Saturday, April 26, 2008

To the Western World

The Egyptian blogger Nah·det Masr recently posted a message to the Western World, in which he wrote:

To the western world: check out the roots of hatred

This is a musical that documents some of the autrocities committed by the Israeli "Defense" Forces that you support. I would be the last one to defend or make execuses for terrorism. I only want the readers to understand the roots of hatred. These autrocities have been going on since the first settlers came in large numbers from Europe to Palestine between the two wars. This musical (this is only one part of four) sums up the feelings in the hearts of hundreds of millions of Arabs. You don't have to understand the words, but just look at the scenes which we are accustomed to on our news channels, and you probably don't get a chance to see in your news channels
I think he might be surprised; we do see a lot of footage of the type in this video on our news bulletins, even to the point of outright Pallywood staged incidents presented as truth.

But this blogger, an Egyptian academic, is exactly the sort of person we need to engaging in dialogue with, he is a humane democrat who longs for a renaissance in his mother country. I have been reading his blog for a couple of years and have never seen anything anti-Semitic on it. He frequently attacks Islamist extremists and dreads any expanded Islamic influence in the government of his country. He holds up secular Turkey as an example of a model Egypt might follow.

Unfortunately he has comments turned off at the moment, and no email address so I can't speak to him directly. This is my indirect attempt at initiating such dialogue.
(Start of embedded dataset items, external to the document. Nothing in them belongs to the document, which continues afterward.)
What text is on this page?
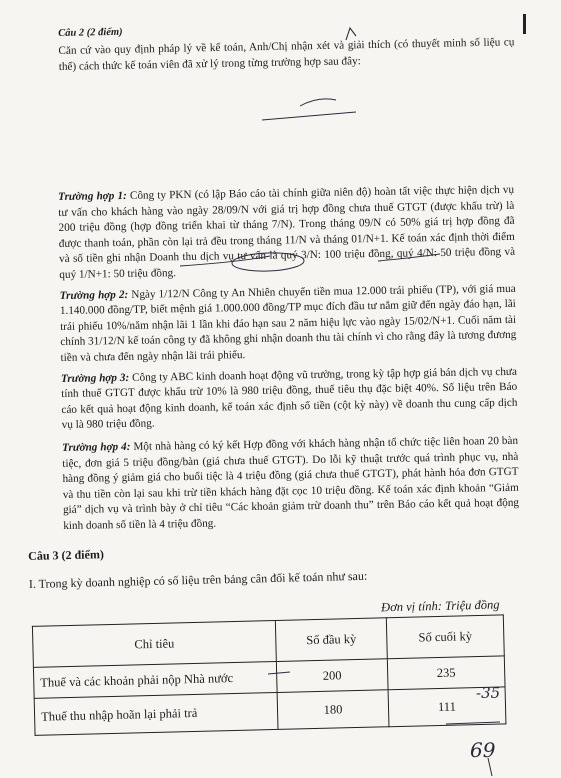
Câu 2 (2 điểm)

Căn cứ vào quy định pháp lý về kế toán, Anh/Chị nhận xét và giải thích (có thuyết minh số liệu cụ thể) cách thức kế toán viên đã xử lý trong từng trường hợp sau đây:

Trường hợp 1: Công ty PKN (có lập Báo cáo tài chính giữa niên độ) hoàn tất việc thực hiện dịch vụ tư vấn cho khách hàng vào ngày 28/09/N với giá trị hợp đồng chưa thuế GTGT (được khấu trừ) là 200 triệu đồng (hợp đồng triển khai từ tháng 7/N). Trong tháng 09/N có 50% giá trị hợp đồng đã được thanh toán, phần còn lại trả đều trong tháng 11/N và tháng 01/N+1. Kế toán xác định thời điểm và số tiền ghi nhận Doanh thu dịch vụ tư vấn là quý 3/N: 100 triệu đồng, quý 4/N: 50 triệu đồng và quý 1/N+1: 50 triệu đồng.

Trường hợp 2: Ngày 1/12/N Công ty An Nhiên chuyển tiền mua 12.000 trái phiếu (TP), với giá mua 1.140.000 đồng/TP, biết mệnh giá 1.000.000 đồng/TP mục đích đầu tư nắm giữ đến ngày đáo hạn, lãi trái phiếu 10%/năm nhận lãi 1 lần khi đáo hạn sau 2 năm hiệu lực vào ngày 15/02/N+1. Cuối năm tài chính 31/12/N kế toán công ty đã không ghi nhận doanh thu tài chính vì cho rằng đây là tương đương tiền và chưa đến ngày nhận lãi trái phiếu.

Trường hợp 3: Công ty ABC kinh doanh hoạt động vũ trường, trong kỳ tập hợp giá bán dịch vụ chưa tính thuế GTGT được khấu trừ 10% là 980 triệu đồng, thuế tiêu thụ đặc biệt 40%. Số liệu trên Báo cáo kết quả hoạt động kinh doanh, kế toán xác định số tiền (cột kỳ này) về doanh thu cung cấp dịch vụ là 980 triệu đồng.

Trường hợp 4: Một nhà hàng có ký kết Hợp đồng với khách hàng nhận tổ chức tiệc liên hoan 20 bàn tiệc, đơn giá 5 triệu đồng/bàn (giá chưa thuế GTGT). Do lỗi kỹ thuật trước quá trình phục vụ, nhà hàng đồng ý giảm giá cho buổi tiệc là 4 triệu đồng (giá chưa thuế GTGT), phát hành hóa đơn GTGT và thu tiền còn lại sau khi trừ tiền khách hàng đặt cọc 10 triệu đồng. Kế toán xác định khoản “Giảm giá” dịch vụ và trình bày ở chỉ tiêu “Các khoản giảm trừ doanh thu” trên Báo cáo kết quả hoạt động kinh doanh số tiền là 4 triệu đồng.

Câu 3 (2 điểm)

I. Trong kỳ doanh nghiệp có số liệu trên bảng cân đối kế toán như sau:

Đơn vị tính: Triệu đồng

Chỉ tiêu	Số đầu kỳ	Số cuối kỳ
Thuế và các khoản phải nộp Nhà nước	200	235
Thuế thu nhập hoãn lại phải trả	180	111
-35
69
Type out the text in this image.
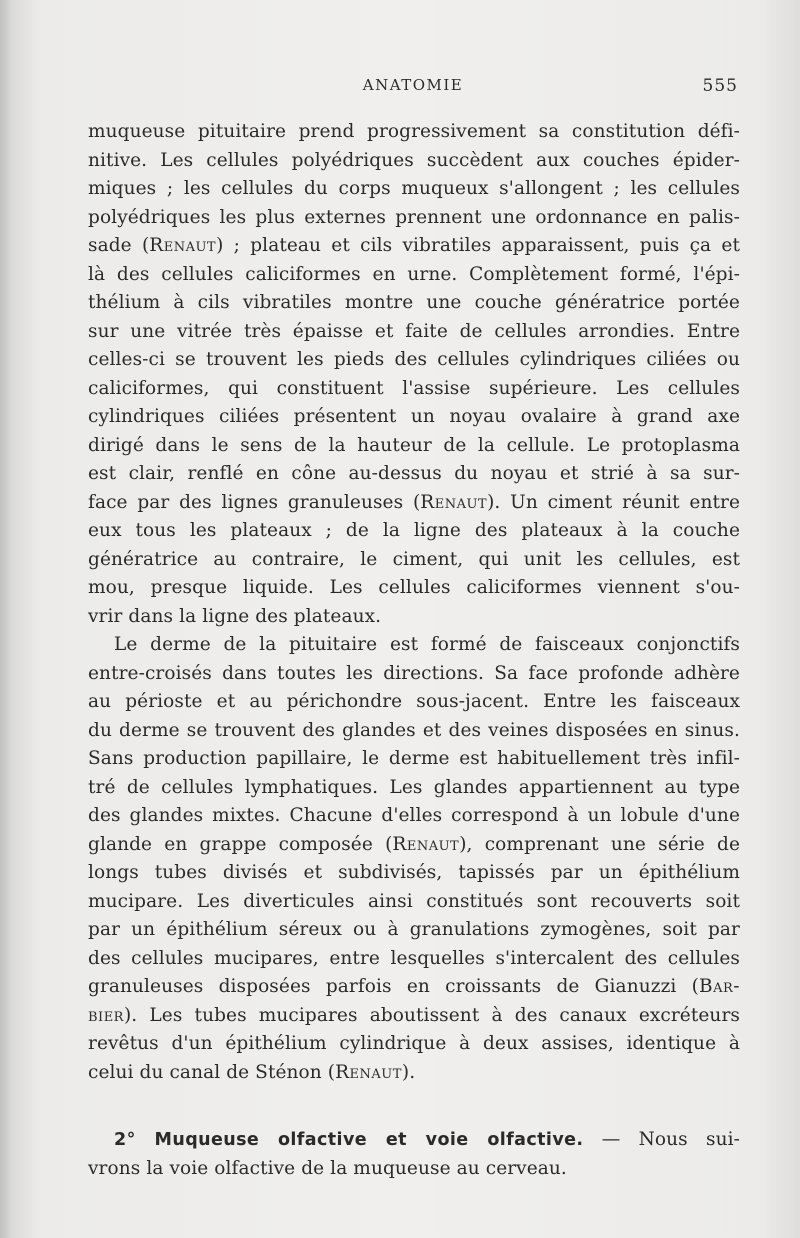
ANATOMIE	555
muqueuse pituitaire prend progressivement sa constitution défi-
nitive. Les cellules polyédriques succèdent aux couches épider-
miques ; les cellules du corps muqueux s'allongent ; les cellules
polyédriques les plus externes prennent une ordonnance en palis-
sade (Renaut) ; plateau et cils vibratiles apparaissent, puis ça et
là des cellules caliciformes en urne. Complètement formé, l'épi-
thélium à cils vibratiles montre une couche génératrice portée
sur une vitrée très épaisse et faite de cellules arrondies. Entre
celles-ci se trouvent les pieds des cellules cylindriques ciliées ou
caliciformes, qui constituent l'assise supérieure. Les cellules
cylindriques ciliées présentent un noyau ovalaire à grand axe
dirigé dans le sens de la hauteur de la cellule. Le protoplasma
est clair, renflé en cône au-dessus du noyau et strié à sa sur-
face par des lignes granuleuses (Renaut). Un ciment réunit entre
eux tous les plateaux ; de la ligne des plateaux à la couche
génératrice au contraire, le ciment, qui unit les cellules, est
mou, presque liquide. Les cellules caliciformes viennent s'ou-
vrir dans la ligne des plateaux.
Le derme de la pituitaire est formé de faisceaux conjonctifs
entre-croisés dans toutes les directions. Sa face profonde adhère
au périoste et au périchondre sous-jacent. Entre les faisceaux
du derme se trouvent des glandes et des veines disposées en sinus.
Sans production papillaire, le derme est habituellement très infil-
tré de cellules lymphatiques. Les glandes appartiennent au type
des glandes mixtes. Chacune d'elles correspond à un lobule d'une
glande en grappe composée (Renaut), comprenant une série de
longs tubes divisés et subdivisés, tapissés par un épithélium
mucipare. Les diverticules ainsi constitués sont recouverts soit
par un épithélium séreux ou à granulations zymogènes, soit par
des cellules mucipares, entre lesquelles s'intercalent des cellules
granuleuses disposées parfois en croissants de Gianuzzi (Bar-
bier). Les tubes mucipares aboutissent à des canaux excréteurs
revêtus d'un épithélium cylindrique à deux assises, identique à
celui du canal de Sténon (Renaut).
2° Muqueuse olfactive et voie olfactive. — Nous sui-
vrons la voie olfactive de la muqueuse au cerveau.
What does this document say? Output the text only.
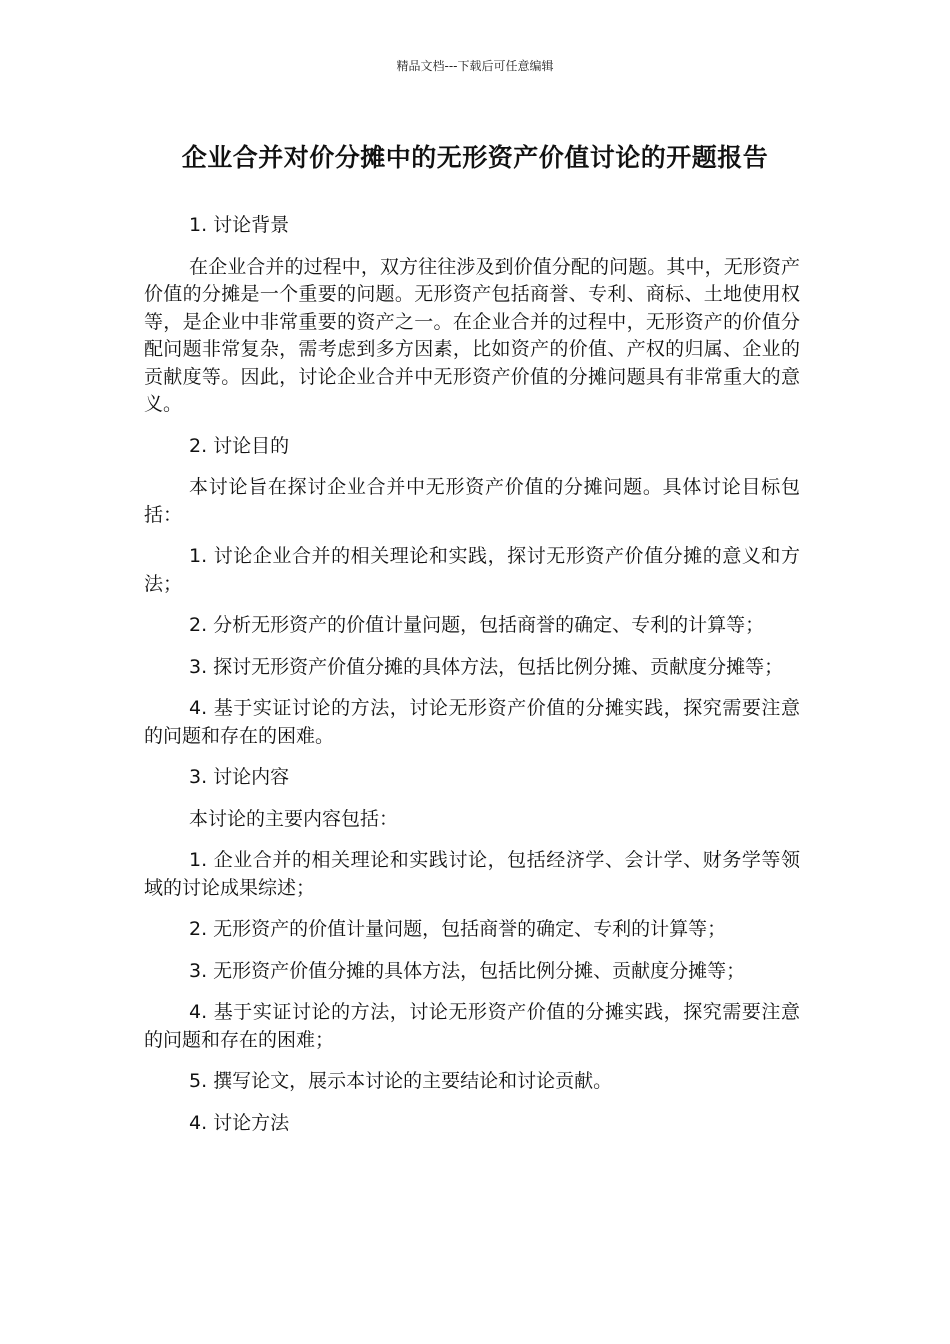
精品文档---下载后可任意编辑
企业合并对价分摊中的无形资产价值讨论的开题报告

1. 讨论背景

在企业合并的过程中，双方往往涉及到价值分配的问题。其中，无形资产价值的分摊是一个重要的问题。无形资产包括商誉、专利、商标、土地使用权等，是企业中非常重要的资产之一。在企业合并的过程中，无形资产的价值分配问题非常复杂，需考虑到多方因素，比如资产的价值、产权的归属、企业的贡献度等。因此，讨论企业合并中无形资产价值的分摊问题具有非常重大的意义。

2. 讨论目的

本讨论旨在探讨企业合并中无形资产价值的分摊问题。具体讨论目标包括：

1. 讨论企业合并的相关理论和实践，探讨无形资产价值分摊的意义和方法；

2. 分析无形资产的价值计量问题，包括商誉的确定、专利的计算等；

3. 探讨无形资产价值分摊的具体方法，包括比例分摊、贡献度分摊等；

4. 基于实证讨论的方法，讨论无形资产价值的分摊实践，探究需要注意的问题和存在的困难。

3. 讨论内容

本讨论的主要内容包括：

1. 企业合并的相关理论和实践讨论，包括经济学、会计学、财务学等领域的讨论成果综述；

2. 无形资产的价值计量问题，包括商誉的确定、专利的计算等；

3. 无形资产价值分摊的具体方法，包括比例分摊、贡献度分摊等；

4. 基于实证讨论的方法，讨论无形资产价值的分摊实践，探究需要注意的问题和存在的困难；

5. 撰写论文，展示本讨论的主要结论和讨论贡献。

4. 讨论方法
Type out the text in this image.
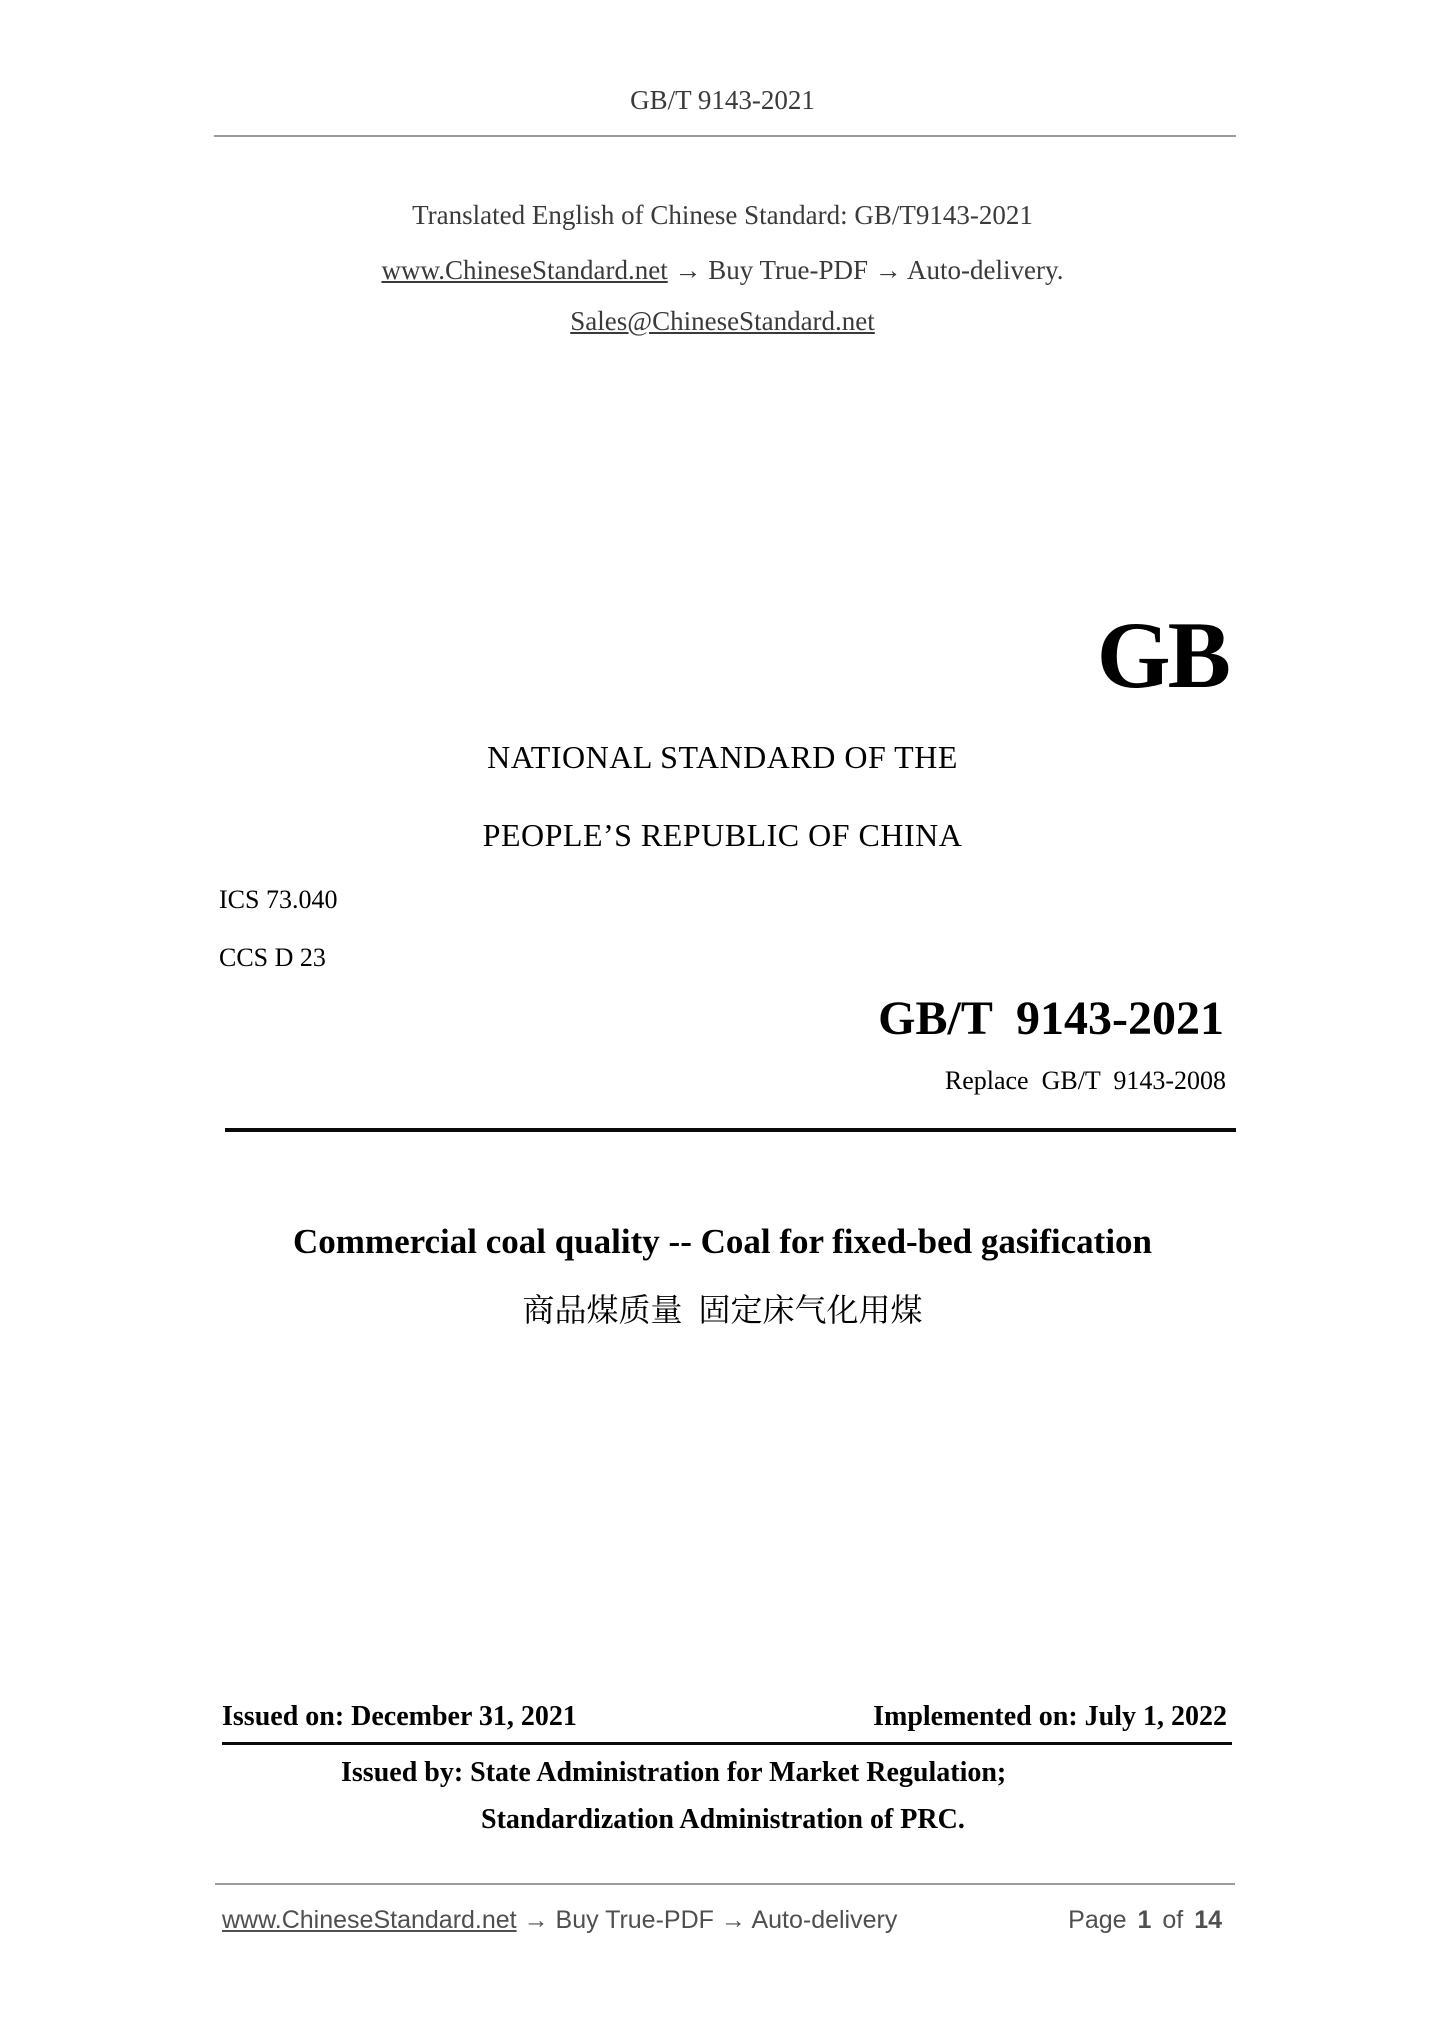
GB/T 9143-2021
Translated English of Chinese Standard: GB/T9143-2021
www.ChineseStandard.net → Buy True-PDF → Auto-delivery.
Sales@ChineseStandard.net
GB
NATIONAL STANDARD OF THE
PEOPLE’S REPUBLIC OF CHINA
ICS 73.040
CCS D 23
GB/T  9143-2021
Replace  GB/T  9143-2008
Commercial coal quality -- Coal for fixed-bed gasification
商品煤质量  固定床气化用煤
Issued on: December 31, 2021	Implemented on: July 1, 2022
Issued by: State Administration for Market Regulation;
Standardization Administration of PRC.
www.ChineseStandard.net → Buy True-PDF → Auto-delivery	Page 1 of 14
First, he has asked us to view this clip - it seems to be a collaborative effort featuring singers and musicians from a number of Muslim countries, and is mourning the plight of the Palestinians. If this is to be a dialogue then we have a responsibility to hear his case. Here is the clip, and apart from anything else, there are some fine musicians taking part:



In response, I have two questions. There were some incursions into Egypt recently:
Tens of thousands of Palestinians have surged into Egypt from the Gaza Strip after masked militants destroyed parts of the border wall.
Initially, Mubarek said he wanted to allow the Palestinians to buy food, but after a short time things became uglier and eventually:
Egypt said on Thursday it would no longer tolerate Palestinians infiltrating the country from the Gaza Strip, and threatened to break the legs of anyone crossing the Rafah border illegally. “Anyone who breaches the border will have their legs broken,” Egyptian Foreign Minister Ahmed Abul Gheit was quoted as saying by the official MENA news agency on public television overnight.
My questions are:
  1. Is the Israeli wall, recently built along their border with Gaza, worse than the older Egyptian wall and, if so, why?
  2. If Palestinian rockets were falling daily on an Egyptian border town, home made rockets but still sometimes lethal, more often bringing injury and loss, and always terrifying, if Egyptian soldiers were occasionally kidnapped, if suicide bombers sometimes murdered women and children, and men, in cafés, restaurants, at weddings, on buses and in schools - if Palestinians did all these things to Egypt and to Egyptians, then what would be the right response from the Egyptian government?